Tim Kaine wearing a brown sport coat
Crixell Matthews
/
VPM News File
Sen. Tim Kaine speaks at a 2022 event hosted by Chamber RVA.

According to the Virginia senator, “This should be the easiest year to get the budget deal.”

Virginia Sen. Tim Kaine sketched out a path forward for funding the government and passing a bill providing aid to Ukraine in a call with reporters Friday.

Congress avoided a government shutdown on Sunday, Oct. 1 by passing a continuing resolution to keep it funded through Nov. 17.

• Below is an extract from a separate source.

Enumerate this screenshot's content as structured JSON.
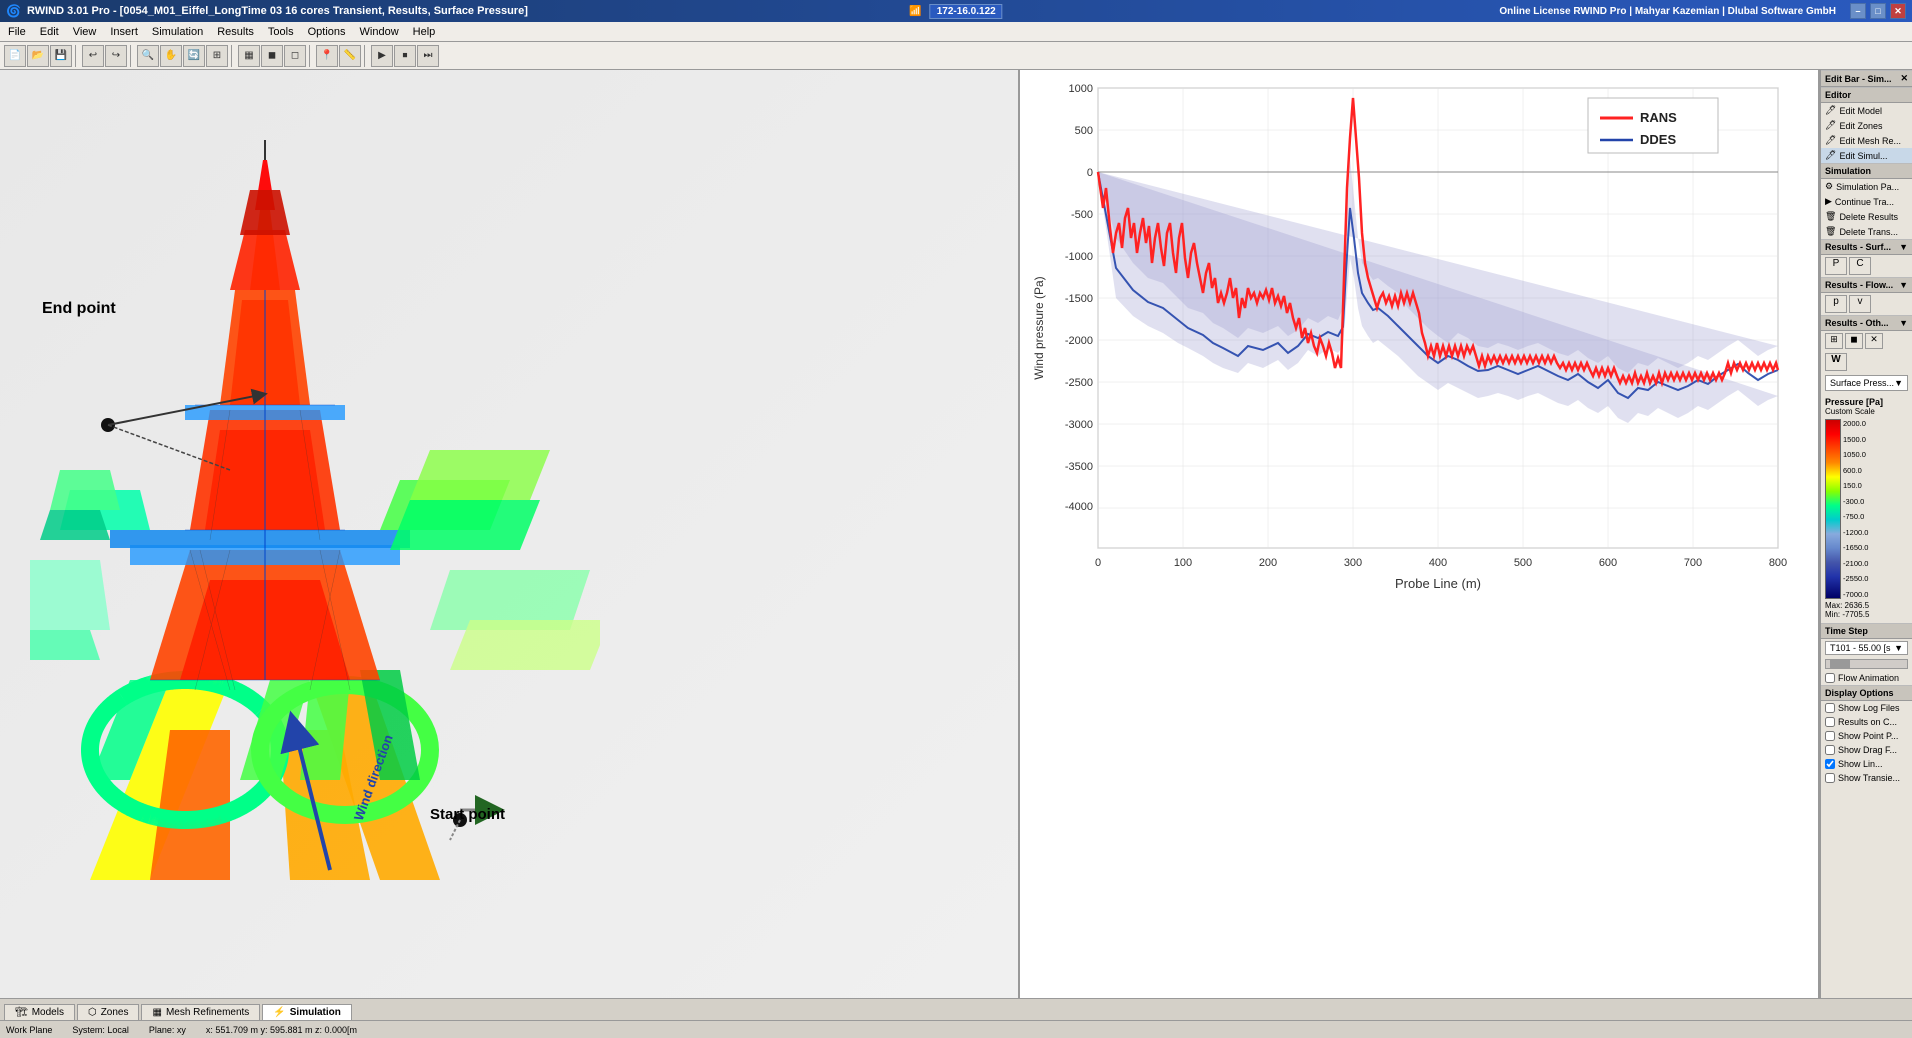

“In some ways, this should be the easiest year to get the budget deal, because we've already voted on what the numbers are: the deal during the last brinksmanship around default,” Kaine said.

In May, then–Speaker of the House Kevin McCarthy and President Joe Biden came to a deal that would hold spending flat until after the 2024 elections, the Associated Press reported at the time.

However, McCarthy was removed from his position as speaker on Tuesday, after eight Republicans — including Virginia Rep. Bob Good — and all House Democrats voted in favor of a motion to vacate. Good said that the most immediate deciding factor for him to remove McCarthy was passing the continuing resolution.

That resolution did not include funding for Ukraine aid, which Kaine supports sending. Since February 2022, the U.S. has sent $44 billion in security assistance to Ukraine, according to the Department of Defense.

“My gut tells me that during this period of confusion on the House side where they don't have a speaker, that the likely path forward on Ukraine aid is that the Senate will prepare a bill that will hopefully be consistent with what the Biden administration is requesting of us,” Kaine said. “If we can do that and do it with a bipartisan vote as the House is taking time trying to reorganize internally, we'll move forward on that.”

Kaine saw the politics of Ukraine aid in the House of Representatives being mostly related to whether a new speaker would allow it to come up for a vote.

Kaine is on both the Senate Armed Services Committee and the Foreign Relations Committee.

The press office of Kaine’s colleague, Sen. Mark Warner, expressed a more pessimistic sentiment in a weekly press email: “The historic removal of Speaker McCarthy likely portends difficulty passing future spending legislation.”

Jahd Khalil covers Virginia state politics for VPM News.